A vendetta against coal

Obama’s CO2 rules offer minimal benefits — but big problems for miners

Miner Allen Turner sits on his porch with his four children in Cawood, Ky.
Miner Allen Turner sits on his porch with his four children in Cawood, Ky.(ASSOCIATED PRESS/FILE 2006)

WHO SAYS President Obama doesn't have an energy policy? Last month it was boldly on display as the Environmental Protection Agency published rules restricting CO2 emissions for power plants. Coupled with dramatic limits on mercury emissions issued in December, the new rules will fundamentally reshape power generation in America. Aside from the 15 plants already under construction, there will probably never be another coal-fired electric plant built in the United States.

That's bad news for nearly 200,000 workers who depend directly on the coal industry for their jobs. It may be bad news for consumers as well, but only time will tell. There's lots of cheap natural gas around today that could fill the gap. But with coal currently meeting 45 percent of the country's electricity demand, this represents a wholesale reordering of America's power industry. It's a policy all right, but one where no one really knows the long-term consequences.


The basis for the new rules is simple, albeit controversial. In 2007, the Supreme Court ruled that the EPA could regulate CO2 under the Clean Air Act, if the agency met all thresholds for justifying new regulations. In 2009, the EPA declared that CO2 "endangered human health'' using assumptions about both future global temperatures and their related health effects. The new rules have been two years in the making; never mind that both US CO2 emissions and global temperatures have been flat since 1998.

To no one's surprise, miners, farmers, and others sued to overturn the rules by questioning the validity of the "endangerment'' finding. Adding insult to injury, the EPA admits that the rule "is not likely to produce changes in emissions of greenhouse gases.'' Indeed, the agency argues that, even without the rule, power companies would build new plants, presumably using fuels other than coal, that comply with the CO2 limits. In other words, they admit the rule has no benefits. So why write it at all?

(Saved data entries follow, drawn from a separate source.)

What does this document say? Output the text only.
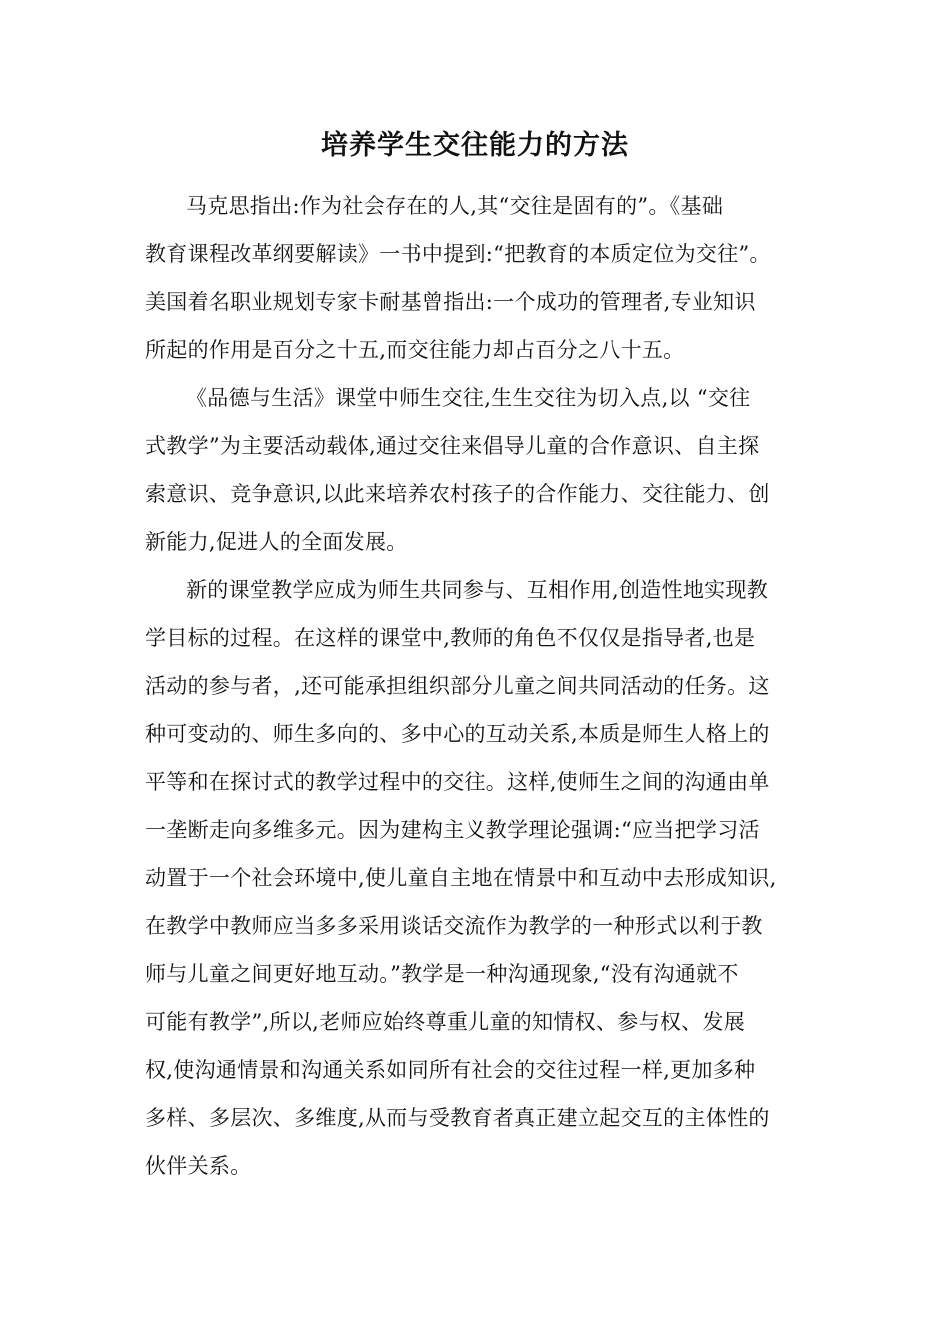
培养学生交往能力的方法
马克思指出:作为社会存在的人,其“交往是固有的”。《基础
教育课程改革纲要解读》一书中提到:“把教育的本质定位为交往”。
美国着名职业规划专家卡耐基曾指出:一个成功的管理者,专业知识
所起的作用是百分之十五,而交往能力却占百分之八十五。
《品德与生活》课堂中师生交往,生生交往为切入点,以 “交往
式教学”为主要活动载体,通过交往来倡导儿童的合作意识、自主探
索意识、竞争意识,以此来培养农村孩子的合作能力、交往能力、创
新能力,促进人的全面发展。
新的课堂教学应成为师生共同参与、互相作用,创造性地实现教
学目标的过程。在这样的课堂中,教师的角色不仅仅是指导者,也是
活动的参与者，,还可能承担组织部分儿童之间共同活动的任务。这
种可变动的、师生多向的、多中心的互动关系,本质是师生人格上的
平等和在探讨式的教学过程中的交往。这样,使师生之间的沟通由单
一垄断走向多维多元。因为建构主义教学理论强调:“应当把学习活
动置于一个社会环境中,使儿童自主地在情景中和互动中去形成知识,
在教学中教师应当多多采用谈话交流作为教学的一种形式以利于教
师与儿童之间更好地互动。”教学是一种沟通现象,“没有沟通就不
可能有教学”,所以,老师应始终尊重儿童的知情权、参与权、发展
权,使沟通情景和沟通关系如同所有社会的交往过程一样,更加多种
多样、多层次、多维度,从而与受教育者真正建立起交互的主体性的
伙伴关系。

America is the Saudi Arabia of coal, with reserves that could cover our electricity demands for hundreds of years. The president insists that we find another way to get that done: wind, solar, algae - even natural gas or nuclear in the near term. Just no coal, thank you.

Plenty of lip service has been paid to "clean coal,'' but by all measures it's still as far off as hydrogen cars and perpetual motion machines. The Department of Energy has promoted technology for removing CO2 and injecting it under high pressure underground. (Ironically, the same environmentalists who howl about fracturing gas formations thousands of feet underground have no problem injecting a billion tons of CO2 into the earth under high pressure.) Unfortunately, carbon capture is prohibitively expensive; at a current cost of up to $100 per ton, it can nearly double the cost of generation.

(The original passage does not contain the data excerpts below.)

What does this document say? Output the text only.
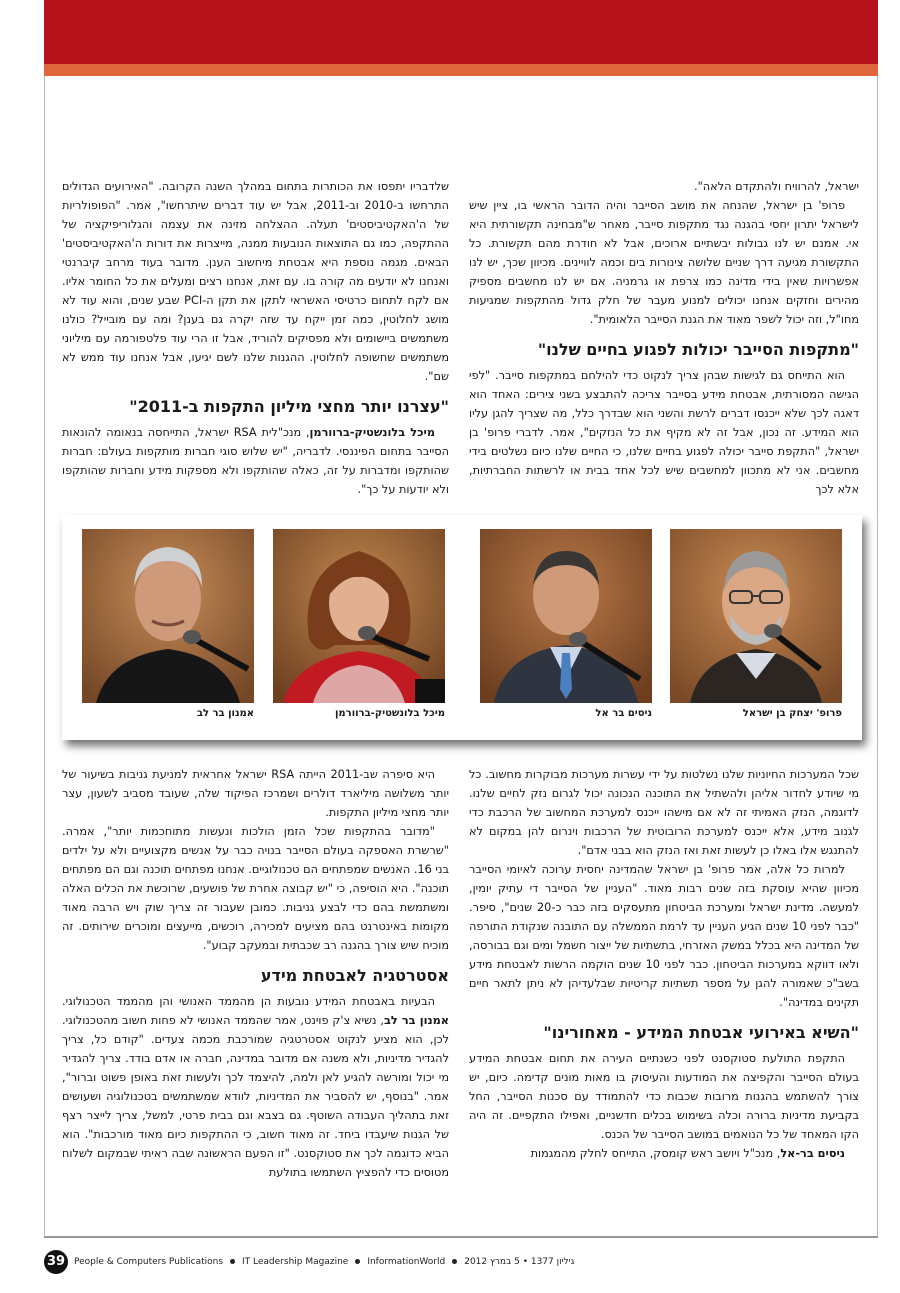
ישראל, להרוויח ולהתקדם הלאה".

פרופ' בן ישראל, שהנחה את מושב הסייבר והיה הדובר הראשי בו, ציין שיש לישראל יתרון יחסי בהגנה נגד מתקפות סייבר, מאחר ש"מבחינה תקשורתית היא אי. אמנם יש לנו גבולות יבשתיים ארוכים, אבל לא חודרת מהם תקשורת. כל התקשורת מגיעה דרך שניים שלושה צינורות בים וכמה לוויינים. מכיוון שכך, יש לנו אפשרויות שאין בידי מדינה כמו צרפת או גרמניה. אם יש לנו מחשבים מספיק מהירים וחזקים אנחנו יכולים למנוע מעבר של חלק גדול מהתקפות שמגיעות מחו"ל, וזה יכול לשפר מאוד את הגנת הסייבר הלאומית".

"מתקפות הסייבר יכולות לפגוע בחיים שלנו"

הוא התייחס גם לגישות שבהן צריך לנקוט כדי להילחם במתקפות סייבר. "לפי הגישה המסורתית, אבטחת מידע בסייבר צריכה להתבצע בשני צירים: האחד הוא דאגה לכך שלא ייכנסו דברים לרשת והשני הוא שבדרך כלל, מה שצריך להגן עליו הוא המידע. זה נכון, אבל זה לא מקיף את כל הנזקים", אמר. לדברי פרופ' בן ישראל, "התקפת סייבר יכולה לפגוע בחיים שלנו, כי החיים שלנו כיום נשלטים בידי מחשבים. אני לא מתכוון למחשבים שיש לכל אחד בבית או לרשתות החברתיות, אלא לכך

שלדבריו יתפסו את הכותרות בתחום במהלך השנה הקרובה. "האירועים הגדולים התרחשו ב-2010 וב-2011, אבל יש עוד דברים שיתרחשו", אמר. "הפופולריות של ה'האקטיביסטים' תעלה. ההצלחה מזינה את עצמה והגלוריפיקציה של ההתקפה, כמו גם התוצאות הנובעות ממנה, מייצרות את דורות ה'האקטיביסטים' הבאים. מגמה נוספת היא אבטחת מיחשוב הענן. מדובר בעוד מרחב קיברנטי ואנחנו לא יודעים מה קורה בו. עם זאת, אנחנו רצים ומעלים את כל החומר אליו. אם לקח לתחום כרטיסי האשראי לתקן את תקן ה-PCI שבע שנים, והוא עוד לא מושג לחלוטין, כמה זמן ייקח עד שזה יקרה גם בענן? ומה עם מובייל? כולנו משתמשים ביישומים ולא מפסיקים להוריד, אבל זו הרי עוד פלטפורמה עם מיליוני משתמשים שחשופה לחלוטין. ההגנות שלנו לשם יגיעו, אבל אנחנו עוד ממש לא שם".

"עצרנו יותר מחצי מיליון התקפות ב-2011"

מיכל בלונשטיק-ברוורמן, מנכ"לית RSA ישראל, התייחסה בנאומה להונאות הסייבר בתחום הפיננסי. לדבריה, "יש שלוש סוגי חברות מותקפות בעולם: חברות שהותקפו ומדברות על זה, כאלה שהותקפו ולא מספקות מידע וחברות שהותקפו ולא יודעות על כך".

פרופ' יצחק בן ישראל
ניסים בר אל
מיכל בלונשטיק-ברוורמן
אמנון בר לב

שכל המערכות החיוניות שלנו נשלטות על ידי עשרות מערכות מבוקרות מחשוב. כל מי שיודע לחדור אליהן ולהשתיל את התוכנה הנכונה יכול לגרום נזק לחיים שלנו. לדוגמה, הנזק האמיתי זה לא אם מישהו ייכנס למערכת המחשוב של הרכבת כדי לגנוב מידע, אלא ייכנס למערכת הרובוטית של הרכבות וינרום להן במקום לא להתנגש אלו באלו כן לעשות זאת ואז הנזק הוא בבני אדם".

למרות כל אלה, אמר פרופ' בן ישראל שהמדינה יחסית ערוכה לאיומי הסייבר מכיוון שהיא עוסקת בזה שנים רבות מאוד. "העניין של הסייבר די עתיק יומין, למעשה. מדינת ישראל ומערכת הביטחון מתעסקים בזה כבר כ-20 שנים", סיפר. "כבר לפני 10 שנים הגיע העניין עד לרמת הממשלה עם התובנה שנקודת התורפה של המדינה היא בכלל במשק האזרחי, בתשתיות של ייצור חשמל ומים וגם בבורסה, ולאו דווקא במערכות הביטחון. כבר לפני 10 שנים הוקמה הרשות לאבטחת מידע בשב"כ שאמורה להגן על מספר תשתיות קריטיות שבלעדיהן לא ניתן לתאר חיים תקינים במדינה".

"השיא באירועי אבטחת המידע - מאחורינו"

התקפת התולעת סטוקסנט לפני כשנתיים העירה את תחום אבטחת המידע בעולם הסייבר והקפיצה את המודעות והעיסוק בו מאות מונים קדימה. כיום, יש צורך להשתמש בהגנות מרובות שכבות כדי להתמודד עם סכנות הסייבר, החל בקביעת מדיניות ברורה וכלה בשימוש בכלים חדשניים, ואפילו התקפיים. זה היה הקו המאחד של כל הנואמים במושב הסייבר של הכנס.

ניסים בר-אל, מנכ"ל ויושב ראש קומסק, התייחס לחלק מהמגמות

היא סיפרה שב-2011 הייתה RSA ישראל אחראית למניעת גניבות בשיעור של יותר משלושה מיליארד דולרים ושמרכז הפיקוד שלה, שעובד מסביב לשעון, עצר יותר מחצי מיליון התקפות.

"מדובר בהתקפות שכל הזמן הולכות ונעשות מתוחכמות יותר", אמרה. "שרשרת האספקה בעולם הסייבר בנויה כבר על אנשים מקצועיים ולא על ילדים בני 16. האנשים שמפתחים הם טכנולוגיים. אנחנו מפתחים תוכנה וגם הם מפתחים תוכנה". היא הוסיפה, כי "יש קבוצה אחרת של פושעים, שרוכשת את הכלים האלה ומשתמשת בהם כדי לבצע גניבות. כמובן שעבור זה צריך שוק ויש הרבה מאוד מקומות באינטרנט בהם מציעים למכירה, רוכשים, מייעצים ומוכרים שירותים. זה מוכיח שיש צורך בהגנה רב שכבתית ובמעקב קבוע".

אסטרטגיה לאבטחת מידע

הבעיות באבטחת המידע נובעות הן מהממד האנושי והן מהממד הטכנולוגי. אמנון בר לב, נשיא צ'ק פוינט, אמר שהממד האנושי לא פחות חשוב מהטכנולוגי. לכן, הוא מציע לנקוט אסטרטגיה שמורכבת מכמה צעדים. "קודם כל, צריך להגדיר מדיניות, ולא משנה אם מדובר במדינה, חברה או אדם בודד. צריך להגדיר מי יכול ומורשה להגיע לאן ולמה, להיצמד לכך ולעשות זאת באופן פשוט וברור", אמר. "בנוסף, יש להסביר את המדיניות, לוודא שמשתמשים בטכנולוגיה ושעושים זאת בתהליך העבודה השוטף. גם בצבא וגם בבית פרטי, למשל, צריך לייצר רצף של הגנות שיעבדו ביחד. זה מאוד חשוב, כי ההתקפות כיום מאוד מורכבות". הוא הביא כדוגמה לכך את סטוקסנט. "זו הפעם הראשונה שבה ראיתי שבמקום לשלוח מטוסים כדי להפציץ השתמשו בתולעת

39 People & Computers Publications IT Leadership Magazine InformationWorld גיליון 1377 • 5 במרץ 2012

While the CO2 limits create a de facto ban on new coal plants, the mercury rule forces existing plants to start shutting down. An AP survey counted at least 68 plants targeted for closure, while EPA itself estimates that 15,000 megawatts will go off line by 2015. That's enough to power 10 million homes. Industry estimates are even higher.

This is not to say that there shouldn't be limits on mercury emissions. But standards that force such significant plant closures are suspect, since atmospheric concentration levels are highest not near power plants but in the arid high plains of New Mexico, Kansas, and Nebraska. Meanwhile, levels of mercury deposited on the ground from the atmosphere are highest where it rains and snows - places like the Gulf Coast, Florida, and the Sierras. That's because the vast majority of atmospheric mercury is natural, emitted by oceans, deserts, and forest fires.


The EPA says the new regulations, which reduce global mercury emissions by less than 0.4 percent, will save 11,000 lives. By that math, zeroing out all mercury emissions would save over 3 million lives. Yet the idea that so many Americans are dying prematurely from mercury poisoning is preposterous.

Terminating an industry that provides nearly half the country's electricity seems like a big deal, but the economists at the EPA say not to worry. They project "no discernible additional impact on the US economy, employment, electricity prices, or electricity availability.'' This is a bureaucratic fantasy, designed to paper over the fact that they can find no benefit to the carbon rule in the first place.

Nothing is free. So who pays? Not "Big Coal,'' the target of this regulatory vendetta. Coal companies' profits - and shareholder returns - will continue to be driven by productivity improvements even as jobs disappear. The real costs are borne by the unemployed miners, truckers, and technicians, who have paid millions in taxes to subsidize the Solyndras of the world. Industrial policy on this scale isn't just inefficient. It's immoral.

John E. Sununu, a regular Globe contributor, is a former US senator from New Hampshire.